Actualité oblige, ce sont différents titres en lien avec le film Les vacances du Petit Nicolas qui ont envahi les librairies, comme une novélisation, un livre d’activités ou encore un album reprenant les principaux gags imaginés par les scénaristes. Lesquels, tout comme le réalisateur Laurent Tirard, ont fait preuve d’un respect certain de l’œuvre originelle, qui n’est ni trahie ni dénaturée ou actualisée. On retrouve dans Les vacances du Petit Nicolas, même si, exigences commerciales obligent, le monde des adultes est plus présent, ce qui fait le sel des livres, à savoir un humour tendre doublé d’une fine observation du monde de l’enfance.
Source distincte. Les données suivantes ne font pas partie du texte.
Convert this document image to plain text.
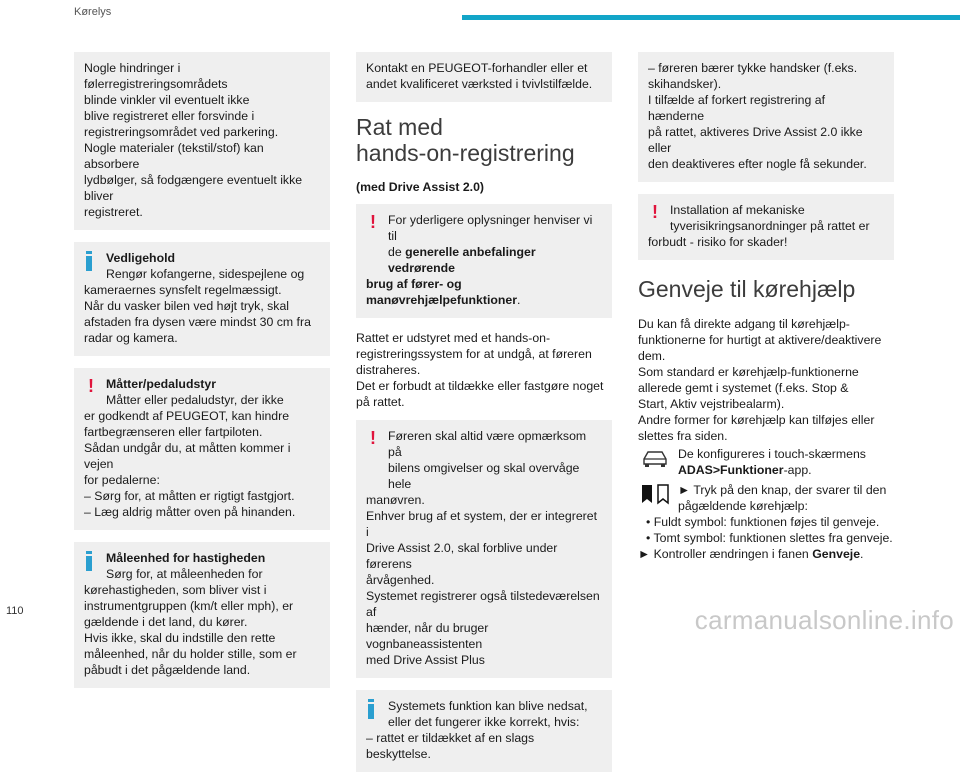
Kørelys
Nogle hindringer i følerregistreringsområdets
blinde vinkler vil eventuelt ikke
blive registreret eller forsvinde i
registreringsområdet ved parkering.
Nogle materialer (tekstil/stof) kan absorbere
lydbølger, så fodgængere eventuelt ikke bliver
registreret.
Vedligehold
Rengør kofangerne, sidespejlene og
kameraernes synsfelt regelmæssigt.
Når du vasker bilen ved højt tryk, skal
afstaden fra dysen være mindst 30 cm fra
radar og kamera.
! Måtter/pedaludstyr
Måtter eller pedaludstyr, der ikke
er godkendt af PEUGEOT, kan hindre
fartbegrænseren eller fartpiloten.
Sådan undgår du, at måtten kommer i vejen
for pedalerne:
– Sørg for, at måtten er rigtigt fastgjort.
– Læg aldrig måtter oven på hinanden.
Måleenhed for hastigheden
Sørg for, at måleenheden for
kørehastigheden, som bliver vist i
instrumentgruppen (km/t eller mph), er
gældende i det land, du kører.
Hvis ikke, skal du indstille den rette
måleenhed, når du holder stille, som er
påbudt i det pågældende land.
Kontakt en PEUGEOT-forhandler eller et
andet kvalificeret værksted i tvivlstilfælde.
Rat med
hands-on-registrering
(med Drive Assist 2.0)
! For yderligere oplysninger henviser vi til
de generelle anbefalinger vedrørende
brug af fører- og
manøvrehjælpefunktioner.
Rattet er udstyret med et hands-on-
registreringssystem for at undgå, at føreren
distraheres.
Det er forbudt at tildække eller fastgøre noget
på rattet.
! Føreren skal altid være opmærksom på
bilens omgivelser og skal overvåge hele
manøvren.
Enhver brug af et system, der er integreret i
Drive Assist 2.0, skal forblive under førerens
årvågenhed.
Systemet registrerer også tilstedeværelsen af
hænder, når du bruger vognbaneassistenten
med Drive Assist Plus
Systemets funktion kan blive nedsat,
eller det fungerer ikke korrekt, hvis:
– rattet er tildækket af en slags beskyttelse.
– føreren bærer tykke handsker (f.eks.
skihandsker).
I tilfælde af forkert registrering af hænderne
på rattet, aktiveres Drive Assist 2.0 ikke eller
den deaktiveres efter nogle få sekunder.
! Installation af mekaniske
tyverisikringsanordninger på rattet er
forbudt - risiko for skader!
Genveje til kørehjælp
Du kan få direkte adgang til kørehjælp-
funktionerne for hurtigt at aktivere/deaktivere
dem.
Som standard er kørehjælp-funktionerne
allerede gemt i systemet (f.eks. Stop &
Start, Aktiv vejstribealarm).
Andre former for kørehjælp kan tilføjes eller
slettes fra siden.
De konfigureres i touch-skærmens
ADAS>Funktioner-app.
► Tryk på den knap, der svarer til den
pågældende kørehjælp:
• Fuldt symbol: funktionen føjes til genveje.
• Tomt symbol: funktionen slettes fra genveje.
► Kontroller ændringen i fanen Genveje.
110	carmanualsonline.info
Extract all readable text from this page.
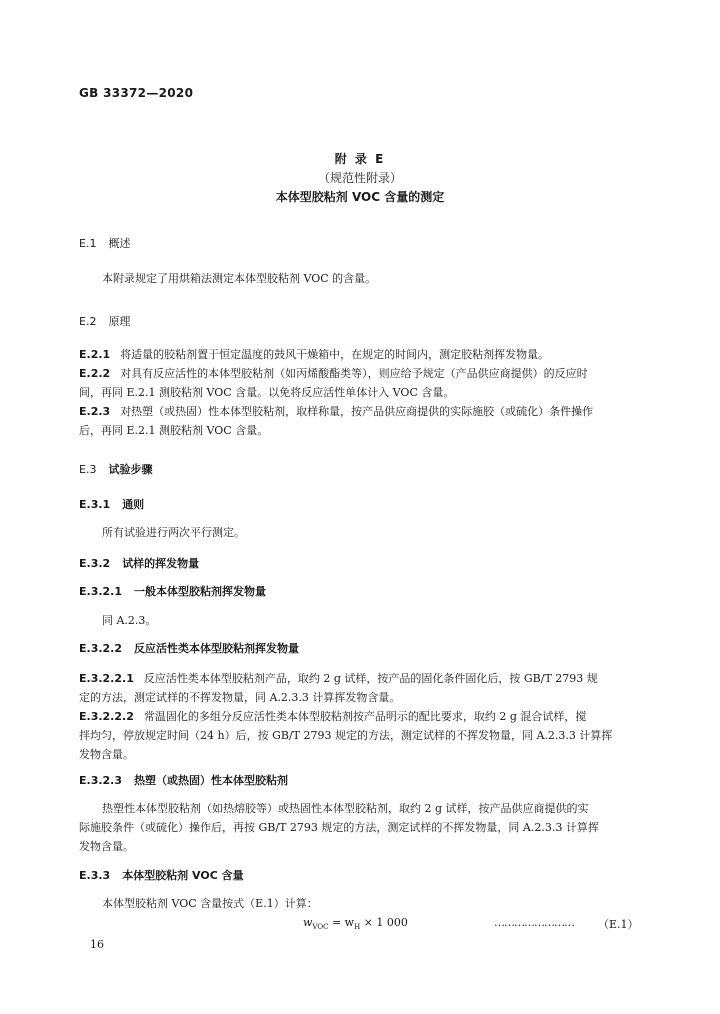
GB 33372—2020
附 录 E
（规范性附录）
本体型胶粘剂 VOC 含量的测定
E.1 概述
本附录规定了用烘箱法测定本体型胶粘剂 VOC 的含量。
E.2 原理
E.2.1 将适量的胶粘剂置于恒定温度的鼓风干燥箱中，在规定的时间内，测定胶粘剂挥发物量。
E.2.2 对具有反应活性的本体型胶粘剂（如丙烯酸酯类等），则应给予规定（产品供应商提供）的反应时
间，再同 E.2.1 测胶粘剂 VOC 含量。以免将反应活性单体计入 VOC 含量。
E.2.3 对热塑（或热固）性本体型胶粘剂，取样称量，按产品供应商提供的实际施胶（或硫化）条件操作
后，再同 E.2.1 测胶粘剂 VOC 含量。
E.3 试验步骤
E.3.1 通则
所有试验进行两次平行测定。
E.3.2 试样的挥发物量
E.3.2.1 一般本体型胶粘剂挥发物量
同 A.2.3。
E.3.2.2 反应活性类本体型胶粘剂挥发物量
E.3.2.2.1 反应活性类本体型胶粘剂产品，取约 2 g 试样，按产品的固化条件固化后，按 GB/T 2793 规
定的方法，测定试样的不挥发物量，同 A.2.3.3 计算挥发物含量。
E.3.2.2.2 常温固化的多组分反应活性类本体型胶粘剂按产品明示的配比要求，取约 2 g 混合试样，搅
拌均匀，停放规定时间（24 h）后，按 GB/T 2793 规定的方法，测定试样的不挥发物量，同 A.2.3.3 计算挥
发物含量。
E.3.2.3 热塑（或热固）性本体型胶粘剂
热塑性本体型胶粘剂（如热熔胶等）或热固性本体型胶粘剂，取约 2 g 试样，按产品供应商提供的实
际施胶条件（或硫化）操作后，再按 GB/T 2793 规定的方法，测定试样的不挥发物量，同 A.2.3.3 计算挥
发物含量。
E.3.3 本体型胶粘剂 VOC 含量
本体型胶粘剂 VOC 含量按式（E.1）计算：
$w_{VOC} = w_H \times 1$ 000	…………………… （E.1）
16
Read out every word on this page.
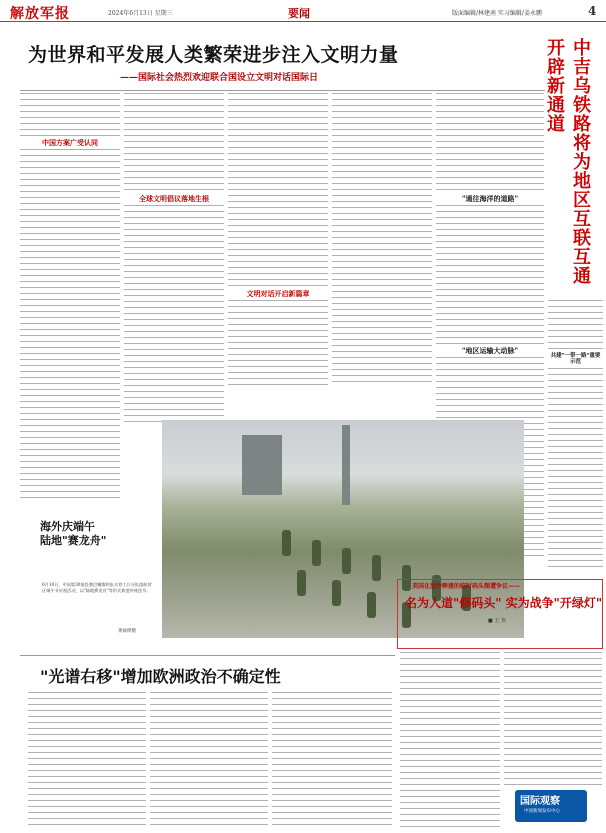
解放军报	2024年6月13日 星期三	要闻	版面编辑/林建南 实习编辑/姜永鹏	4
为世界和平发展人类繁荣进步注入文明力量
——国际社会热烈欢迎联合国设立文明对话国际日
中国方案广受认同
全球文明倡议落地生根
文明对话开启新篇章
"通往海洋的道路"
"地区运输大动脉"
中吉乌铁路将为地区互联互通开辟新通道
共建"一带一路"重要示范
海外庆端午
陆地"赛龙舟"
6月10日，中国第30批赴黎巴嫩维和步兵营工兵分队组织营区端午节庆祝活动，以"陆地赛龙舟"等形式欢度传统佳节。
黄硕烨摄
"光谱右移"增加欧洲政治不确定性
美国在加沙释建的临时码头频遭争议——
名为人道"修码头" 实为战争"开绿灯"
■ 王 欢
国际观察
中国新闻发布中心
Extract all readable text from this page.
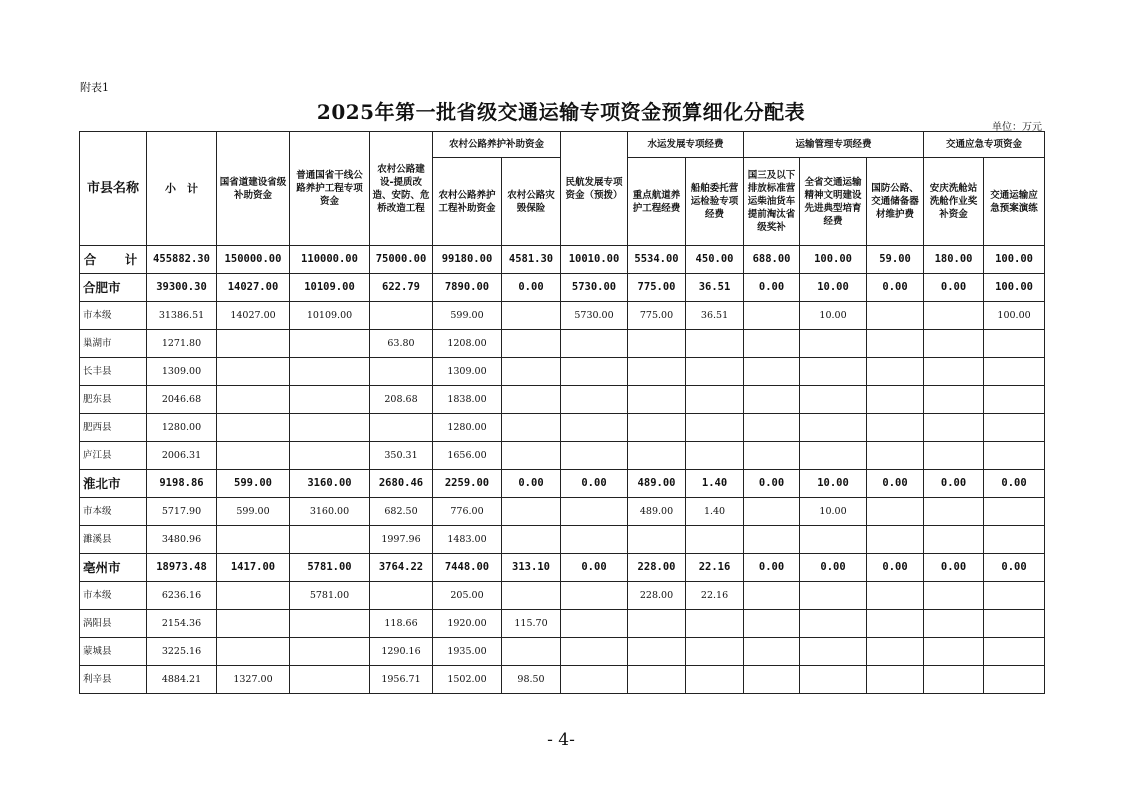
附表1
2025年第一批省级交通运输专项资金预算细化分配表
单位：万元
市县名称	小　计	国省道建设省级补助资金	普通国省干线公路养护工程专项资金	农村公路建设-提质改造、安防、危桥改造工程	农村公路养护补助资金		民航发展专项资金（预拨）	水运发展专项经费		运输管理专项经费			交通应急专项资金	
					农村公路养护工程补助资金	农村公路灾毁保险		重点航道养护工程经费	船舶委托营运检验专项经费	国三及以下排放标准营运柴油货车提前淘汰省级奖补	全省交通运输精神文明建设先进典型培育经费	国防公路、交通储备器材维护费	安庆洗舱站洗舱作业奖补资金	交通运输应急预案演练
合　计	455882.30	150000.00	110000.00	75000.00	99180.00	4581.30	10010.00	5534.00	450.00	688.00	100.00	59.00	180.00	100.00
合肥市	39300.30	14027.00	10109.00	622.79	7890.00	0.00	5730.00	775.00	36.51	0.00	10.00	0.00	0.00	100.00
市本级	31386.51	14027.00	10109.00		599.00		5730.00	775.00	36.51		10.00			100.00
巢湖市	1271.80			63.80	1208.00									
长丰县	1309.00				1309.00									
肥东县	2046.68			208.68	1838.00									
肥西县	1280.00				1280.00									
庐江县	2006.31			350.31	1656.00									
淮北市	9198.86	599.00	3160.00	2680.46	2259.00	0.00	0.00	489.00	1.40	0.00	10.00	0.00	0.00	0.00
市本级	5717.90	599.00	3160.00	682.50	776.00			489.00	1.40		10.00			
濉溪县	3480.96			1997.96	1483.00									
亳州市	18973.48	1417.00	5781.00	3764.22	7448.00	313.10	0.00	228.00	22.16	0.00	0.00	0.00	0.00	0.00
市本级	6236.16		5781.00		205.00			228.00	22.16					
涡阳县	2154.36			118.66	1920.00	115.70								
蒙城县	3225.16			1290.16	1935.00									
利辛县	4884.21	1327.00		1956.71	1502.00	98.50								
- 4-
En bonne place dans les écoles
Qu’on se rassure, d’hypothétiques nouvelles histoires ne sont pas à l’ordre du jour. «On entend le préserver tel qu’il est, assure Aymar du Chatenet. Il existe aujourd’hui 222 histoires réparties en quatorze volumes, ce qui prouve que Le Petit Nicolas écrit par Goscinny et dessiné par Sempé se suffit à lui-même.» Mais il faudra se battre, lorsque la médiatisation inhérente au film ne sera plus qu’un lointain souvenir, pour rester en bonne place dans les rayons des librairies, où les héros anglo-saxons sont très présents, dit le directeur d’IMAV Editions. Qui peut au moins compter sur un soutien de poids: le Ministère de l’éducation nationale, qui recommande Le Petit Nicolas pour l’apprentissage de la lecture.
«Les vacances du Petit Nicolas».
De Laurent Tirard. Avec Mathéo Boisselier, Valérie Lemercier et Kad Merad. France, 1 h 37.